This was an action in the Eirst District Court of Newark, brought to recover $240, the balance on a $340 bill for automobile wheels sold to defendant. The defendant counterclaimed for breach of an agreement not to compete with defendant, in the sale of such goods, alleging an offer to return the goods, and claiming as damages $271, the value of the goods remaining unsold. Judgment was rendered in favor of the defendant on the counter-claim for $31.
It is contended that there should have been two judgments, one for the plaintiff and one for the defendant. The statute, however, provides that in cases of recoupment, when the defendant’s damages exceed the plaintiff’s demand, judgment shall be given the defendant for such excess. Pamph. L. 1898, p. 575, § 64.
It is also contended that the order for the goods constituted the written contract of the parties, and that parole evidence was inadmissible to add to its terms. But it is manifest that the order was not a completed contract, but only evidence of an act required by the contract, and as a preliminary thereto.
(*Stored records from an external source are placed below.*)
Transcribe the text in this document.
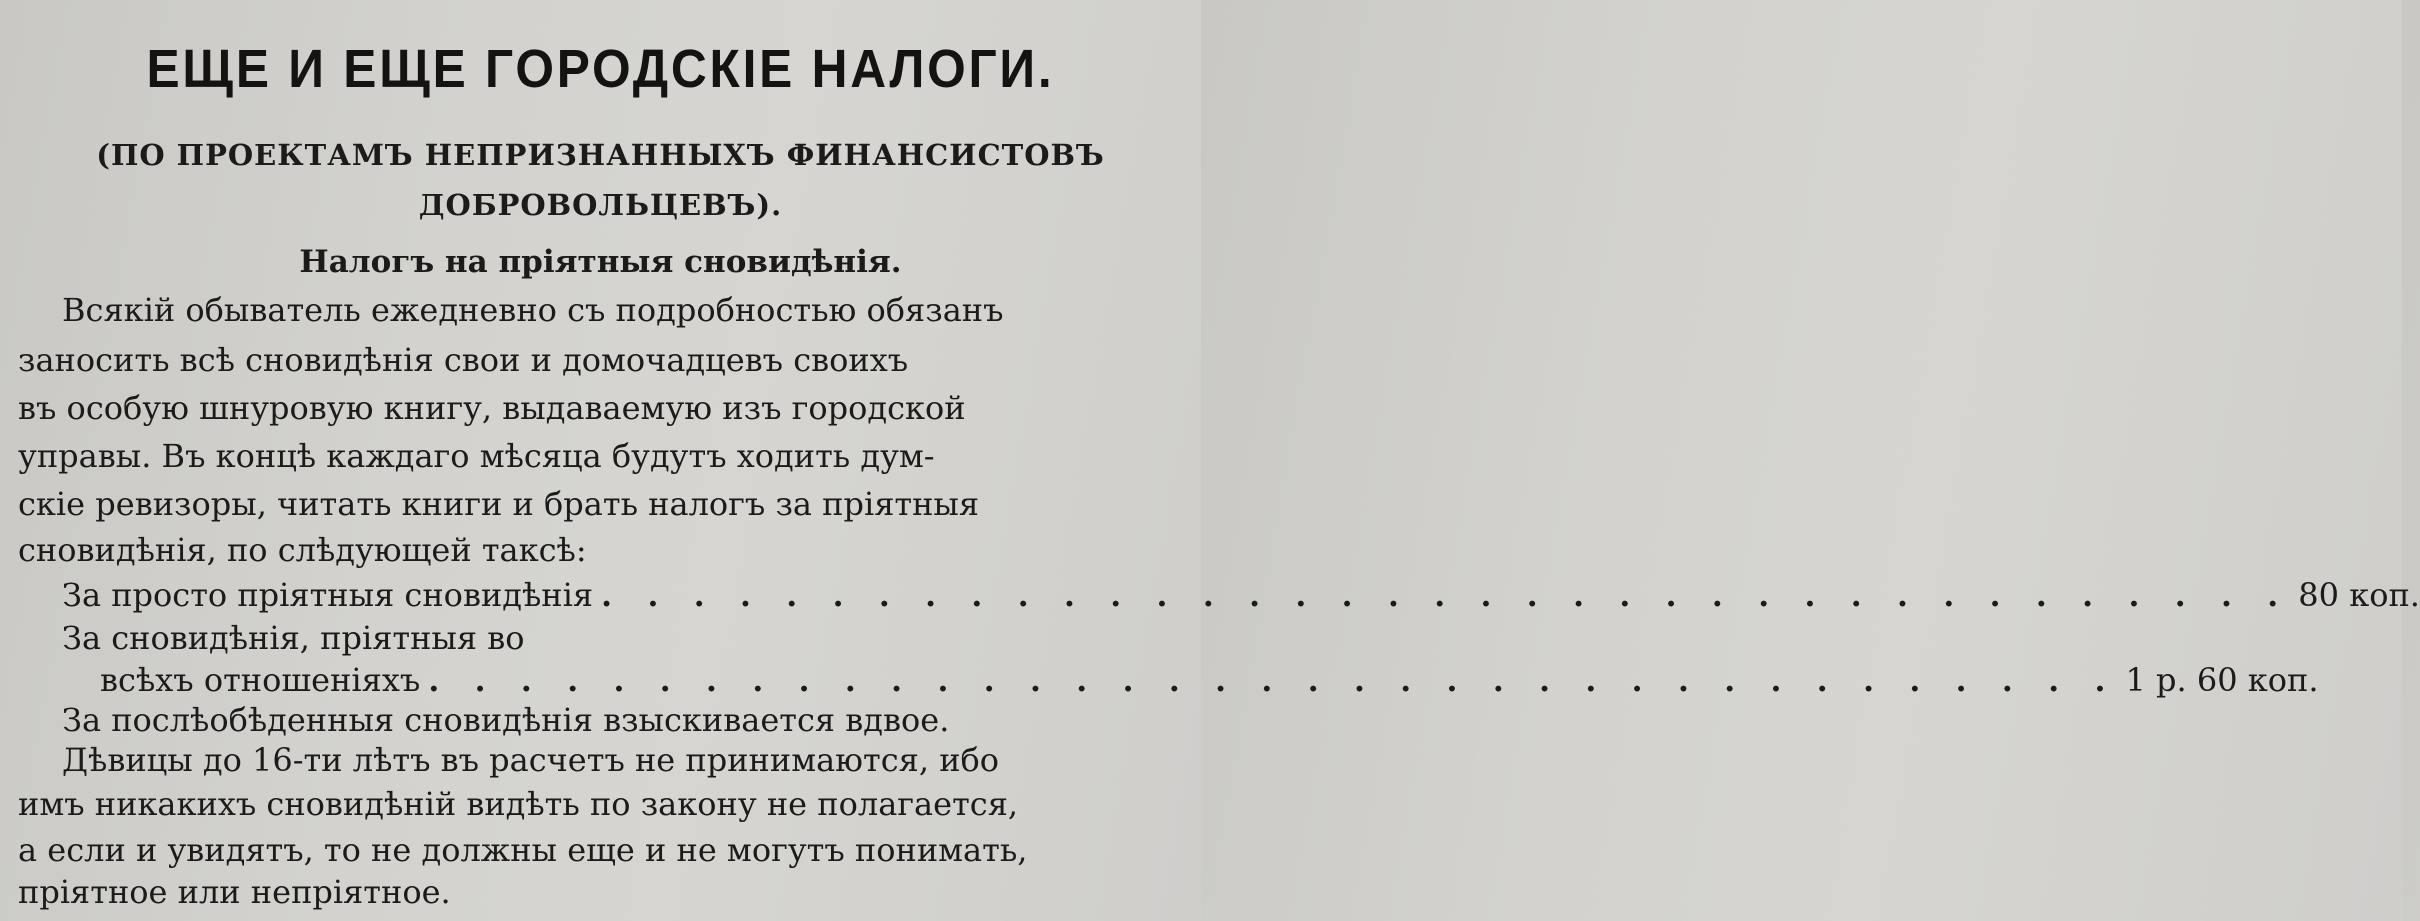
ЕЩЕ И ЕЩЕ ГОРОДСКIЕ НАЛОГИ.
(ПО ПРОЕКТАМЪ НЕПРИЗНАННЫХЪ ФИНАНСИСТОВЪ
ДОБРОВОЛЬЦЕВЪ).
Налогъ на прiятныя сновидѣнiя.
Всякiй обыватель ежедневно съ подробностью обязанъ
заносить всѣ сновидѣнiя свои и домочадцевъ своихъ
въ особую шнуровую книгу, выдаваемую изъ городской
управы. Въ концѣ каждаго мѣсяца будутъ ходить дум-
скiе ревизоры, читать книги и брать налогъ за прiятныя
сновидѣнiя, по слѣдующей таксѣ:
За просто прiятныя сновидѣнiя . . . . . . . . . . . . . . . . . . . . . . . . . . . . . . . . . . . . . 80 коп.
За сновидѣнiя, прiятныя во
всѣхъ отношенiяхъ . . . . . . . . . . . . . . . . . . . . . . . . . . . . . . . . . . . . . 1 р. 60 коп.
За послѣобѣденныя сновидѣнiя взыскивается вдвое.
Дѣвицы до 16-ти лѣтъ въ расчетъ не принимаются, ибо
имъ никакихъ сновидѣнiй видѣть по закону не полагается,
а если и увидятъ, то не должны еще и не могутъ понимать,
прiятное или непрiятное.
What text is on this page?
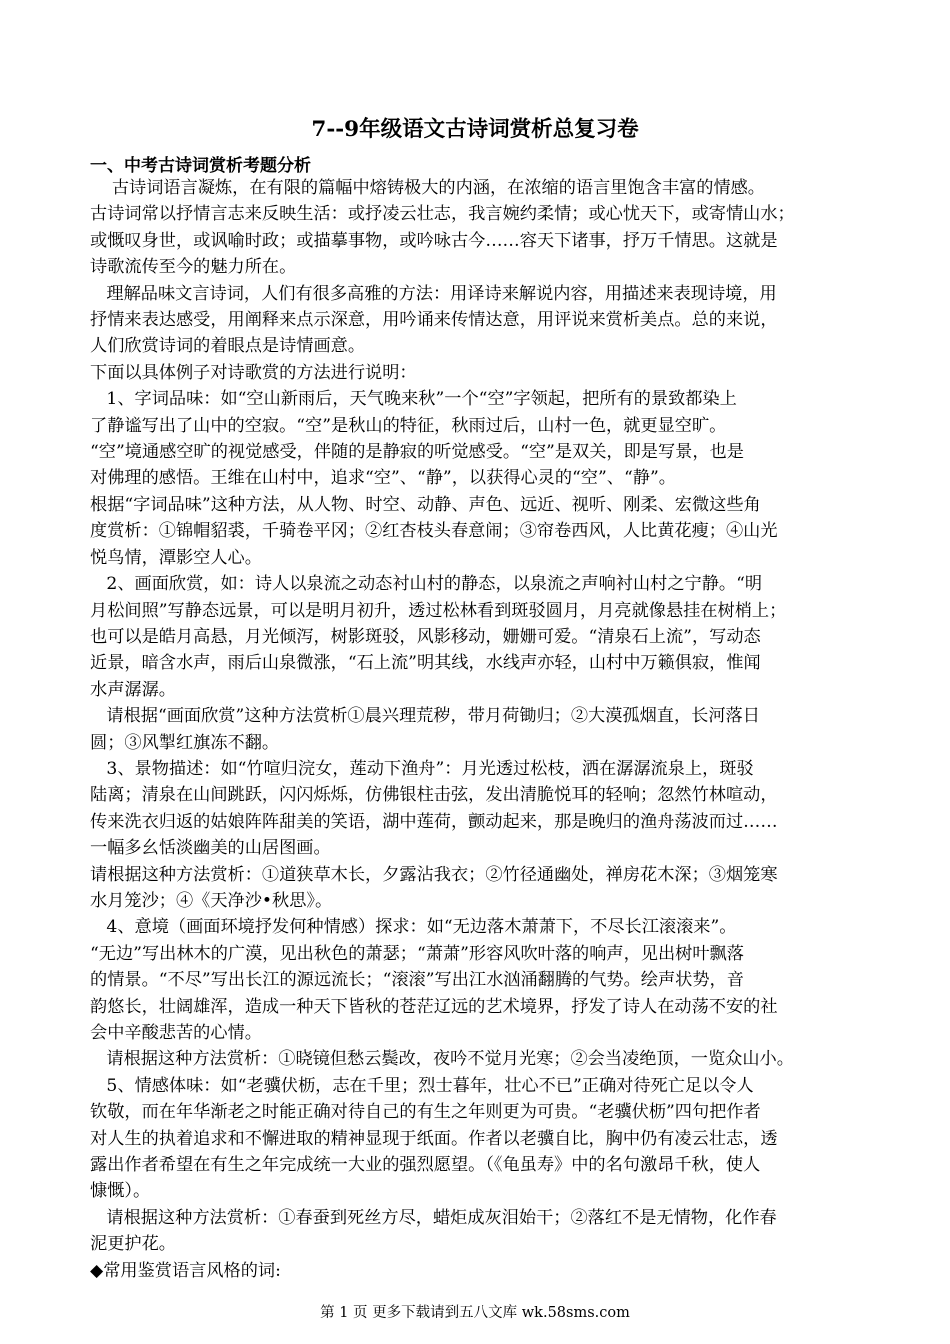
7--9年级语文古诗词赏析总复习卷
一、中考古诗词赏析考题分析

古诗词语言凝炼，在有限的篇幅中熔铸极大的内涵，在浓缩的语言里饱含丰富的情感。

古诗词常以抒情言志来反映生活：或抒凌云壮志，我言婉约柔情；或心忧天下，或寄情山水；

或慨叹身世，或讽喻时政；或描摹事物，或吟咏古今……容天下诸事，抒万千情思。这就是

诗歌流传至今的魅力所在。

理解品味文言诗词，人们有很多高雅的方法：用译诗来解说内容，用描述来表现诗境，用

抒情来表达感受，用阐释来点示深意，用吟诵来传情达意，用评说来赏析美点。总的来说，

人们欣赏诗词的着眼点是诗情画意。

下面以具体例子对诗歌赏的方法进行说明：

1、字词品味：如“空山新雨后，天气晚来秋”一个“空”字领起，把所有的景致都染上

了静谧写出了山中的空寂。“空”是秋山的特征，秋雨过后，山村一色，就更显空旷。

“空”境通感空旷的视觉感受，伴随的是静寂的听觉感受。“空”是双关，即是写景，也是

对佛理的感悟。王维在山村中，追求“空”、“静”，以获得心灵的“空”、“静”。

根据“字词品味”这种方法，从人物、时空、动静、声色、远近、视听、刚柔、宏微这些角

度赏析：①锦帽貂裘，千骑卷平冈；②红杏枝头春意闹；③帘卷西风，人比黄花瘦；④山光

悦鸟情，潭影空人心。

2、画面欣赏，如：诗人以泉流之动态衬山村的静态，以泉流之声响衬山村之宁静。“明

月松间照”写静态远景，可以是明月初升，透过松林看到斑驳圆月，月亮就像悬挂在树梢上；

也可以是皓月高悬，月光倾泻，树影斑驳，风影移动，姗姗可爱。“清泉石上流”，写动态

近景，暗含水声，雨后山泉微涨，“石上流”明其线，水线声亦轻，山村中万籁俱寂，惟闻

水声潺潺。

请根据“画面欣赏”这种方法赏析①晨兴理荒秽，带月荷锄归；②大漠孤烟直，长河落日

圆；③风掣红旗冻不翻。

3、景物描述：如“竹喧归浣女，莲动下渔舟”：月光透过松枝，洒在潺潺流泉上，斑驳

陆离；清泉在山间跳跃，闪闪烁烁，仿佛银柱击弦，发出清脆悦耳的轻响；忽然竹林喧动，

传来洗衣归返的姑娘阵阵甜美的笑语，湖中莲荷，颤动起来，那是晚归的渔舟荡波而过……

一幅多幺恬淡幽美的山居图画。

请根据这种方法赏析：①道狭草木长，夕露沾我衣；②竹径通幽处，禅房花木深；③烟笼寒

水月笼沙；④《天净沙•秋思》。

4、意境（画面环境抒发何种情感）探求：如“无边落木萧萧下，不尽长江滚滚来”。

“无边”写出林木的广漠，见出秋色的萧瑟；“萧萧”形容风吹叶落的响声，见出树叶飘落

的情景。“不尽”写出长江的源远流长；“滚滚”写出江水汹涌翻腾的气势。绘声状势，音

韵悠长，壮阔雄浑，造成一种天下皆秋的苍茫辽远的艺术境界，抒发了诗人在动荡不安的社

会中辛酸悲苦的心情。

请根据这种方法赏析：①晓镜但愁云鬓改，夜吟不觉月光寒；②会当凌绝顶，一览众山小。

5、情感体味：如“老骥伏枥，志在千里；烈士暮年，壮心不已”正确对待死亡足以令人

钦敬，而在年华渐老之时能正确对待自己的有生之年则更为可贵。“老骥伏枥”四句把作者

对人生的执着追求和不懈进取的精神显现于纸面。作者以老骥自比，胸中仍有凌云壮志，透

露出作者希望在有生之年完成统一大业的强烈愿望。（《龟虽寿》中的名句激昂千秋，使人

慷慨）。

请根据这种方法赏析：①春蚕到死丝方尽，蜡炬成灰泪始干；②落红不是无情物，化作春

泥更护花。

◆常用鉴赏语言风格的词:

第 1 页 更多下载请到五八文库 wk.58sms.com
It is argued that there was no evidence of damage, and, also, that the plaintiff cannot rescind the contract and recover damages. The letters in evidence show a rescission by mutual consent.
If the defense was founded on a breach of plaintiff’s agreement, it would be necessary to prove damage, which would be a Joss of profits. The court allowed damages on the theory of rescission of the contract, upon which theory the defendant would be entitled to recover back money advanced in payment of the goods after returning or offering to return them, and that sum was the amount allowed on the counter-claim, resulting in the legal situation that the title of the unsold goods is in the plaintiff, the defendant holding them as bailee.
The result is that the judgment is affirmed.